A young director's examination how gender is performed on stage especially within the works of William Shakespeare

30 August 2012

'You that way: we this way...'

I have just returned from a summer in mid-Wales working with a group for whom Shakespeare is the beating heart of all they do. Putting on shows, education, inspiration – the source and well-spring of it all is the Bard's plays and sonnets. In so many ways it has been a life-changing experience, one that I am still processing and mulling over.

Of the many things I got involved with during my time was reorganising the library, as previously mentioned. Eventually the category 'women' was ditched and the books placed (more appropriately in the eyes of myself and my glamourous assistant!) under the headings 'Shakespeare critique', 'the life of Shakespeare', 'Jacobean theatre' amongst other. The women who are writing and being written about are now no longer niche, but integral.

One of the most serendipitous happenings over the summer was being visited by 11 incredible students from LAMDA who put on a dynamic, utterly side-splitting production of Love's Labour's Lost and had all the girls playing the boys and the boys playing the girls. This was done partly for practical reasons and partly to give each other a crack at lines they wouldn't usually speak. A couple of reflections:

– when they were trying to sort out costumes for the scene where the King and his cronies dress up as Russians they pulled out some 'svitas'. These are long overcoat-type garments with a fitted body and then a kind of skirt coming down to the knees. On a man it would have looked like traditional Russian dress. However, on the women (playing the men) it just looked as though they were wearing dresses. The players opted for black bomber jackets instead.

– when the women were playing the men there was a certain amount of shoulder-squaring, swaggering and jaw-setting. However, by and large voices were not made deeper and (apart from comedy moustaches used during the Muscovites scene) there was no facial hair added or particular physical embellishments used. But when the men were playing women it was out and out camp. Comedy breasts (two large ones quickly becoming one enormous one from scene to scene) high-pitched voices, lots of giggling, fluttering of eye lids. It was all completely brilliant and hilarious but it struck me that women --> man = attempts to neutralise one's physicality; but man --> women = a pastiche reminiscent of drag acts. In both cases what we saw was one sex playing to an idea (or ideal?) of what they felt it meant to embody the opposite sex. All very intriguing and warranting of much pencil chewing...

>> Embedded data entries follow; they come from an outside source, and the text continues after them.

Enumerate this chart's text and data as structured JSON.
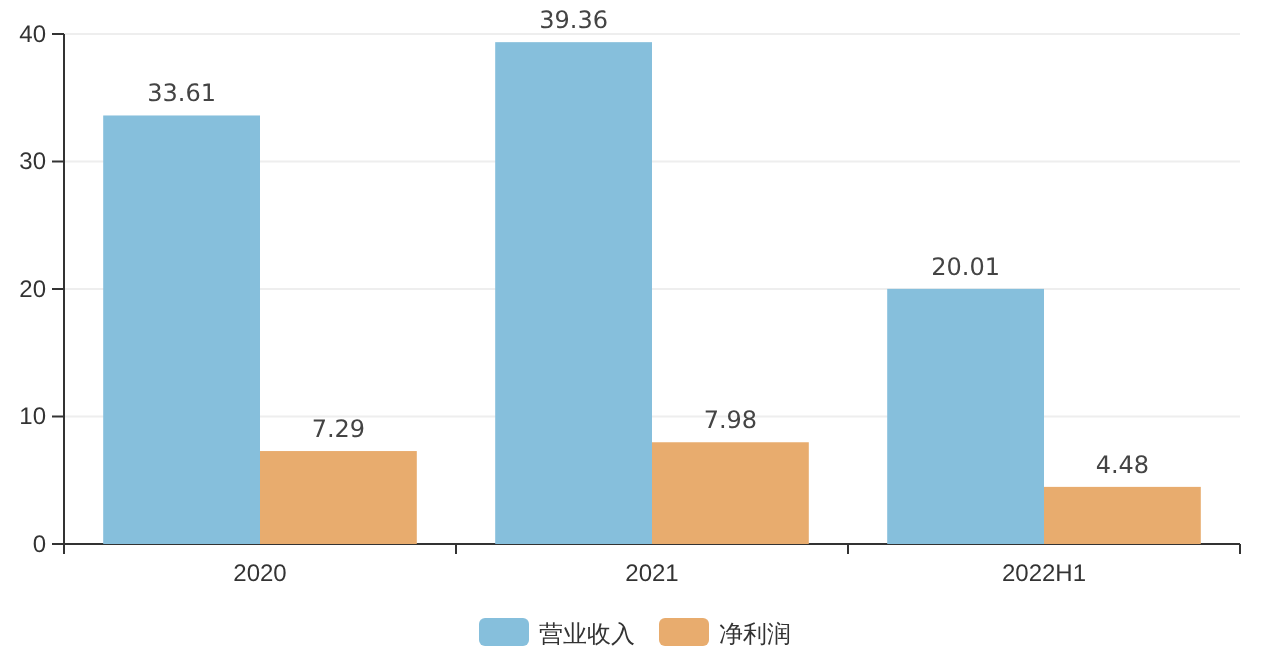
{
  "chart_data": {
    "type": "bar",
    "categories": [
      "2020",
      "2021",
      "2022H1"
    ],
    "series": [
      {
        "name": "营业收入",
        "color": "#86bfdc",
        "values": [
          33.61,
          39.36,
          20.01
        ]
      },
      {
        "name": "净利润",
        "color": "#e8ac6e",
        "values": [
          7.29,
          7.98,
          4.48
        ]
      }
    ],
    "ylim": [
      0,
      40
    ],
    "yticks": [
      0,
      10,
      20,
      30,
      40
    ],
    "grid": "y",
    "legend": "bottom",
    "data_labels": true
  }
}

– finally, Love's Labour's Lost is without doubt one of Shakespeare's most captivating plays. There is a huge amount of wordplay involved and the story takes some bizarre twists and turns but the ending left me covered in goose bumps. After much madness, four men pledge their love to four women and all seems well until, in the closing lines of the play, a messenger comes to tell the Princess of her father's death. She prepares to go home and the King pleads with her:

Now, at the latest minute of the hour,
Grant us your loves.

Her response is not what we expect at the finale of a Shakespearean comedy:

A time, methinks, too short
To make a world-without-end bargain in...

In a Midsummer Night's Dream it has taken them all of one night to decide that they're all hopelessly in love with each other; Sebastian in Twelfth Night has known Olivia for about five minutes before agreeing to marry her. Yet in LLL the Princess is unwilling to commit to marriage and tells the men that they must spend a year in a monastery and, if they can manage it, only then they will marry them.

It is usually thought that the tragedies are Shakespeare's more transgressive plays, as all is not well that ends well, 'natural order' is disturbed, Jack does not have Jill and chaos often reigns. It is within the comedies that people emerge as they 'should' – bowing to authority and all married to the 'right' people. LLL seems to shy away from this predictable ending and as such it is a play I intend to plunder the depths of in the coming time.

All in all it has been an amazing, emotional, challenging and inspiring summer. It has reminded me once more that any academic study I undertake cannot be done in isolation from real living people – again going back to the thing of being very definitely a woman and not a man, but not being prescriptive about that identity. Women and men live out their identities here and now, and that real-life, lived, living experience needs to be engaged with and given equal worth alongside any theoretical exploration.

8 August 2012

Did someone tell you I was here?!

I am very excited because the theatre company I am working with for the summer (in the middle of actual nowhere) are hosting a group from LAMDA this week, as they knock together a production of Love's Labour's Lost in 6 days. Not only is this a really cool project and they're all really lovely people, but one choice they have made for this production is to have the girls play the boys and the boys play the girls! HELLO!! Did someone tell them I was here?! I had a chat with a few of them and asked why they had made that choice. It was partly practical as there are 6 girls and 4 boys in the group and - of course - the play has more parts for the boys; but one of the girls said 'well, we wanted a go at all the good juicy speeches!' And I reckon that in itself is a good enough reason for mixing up who plays what in any play.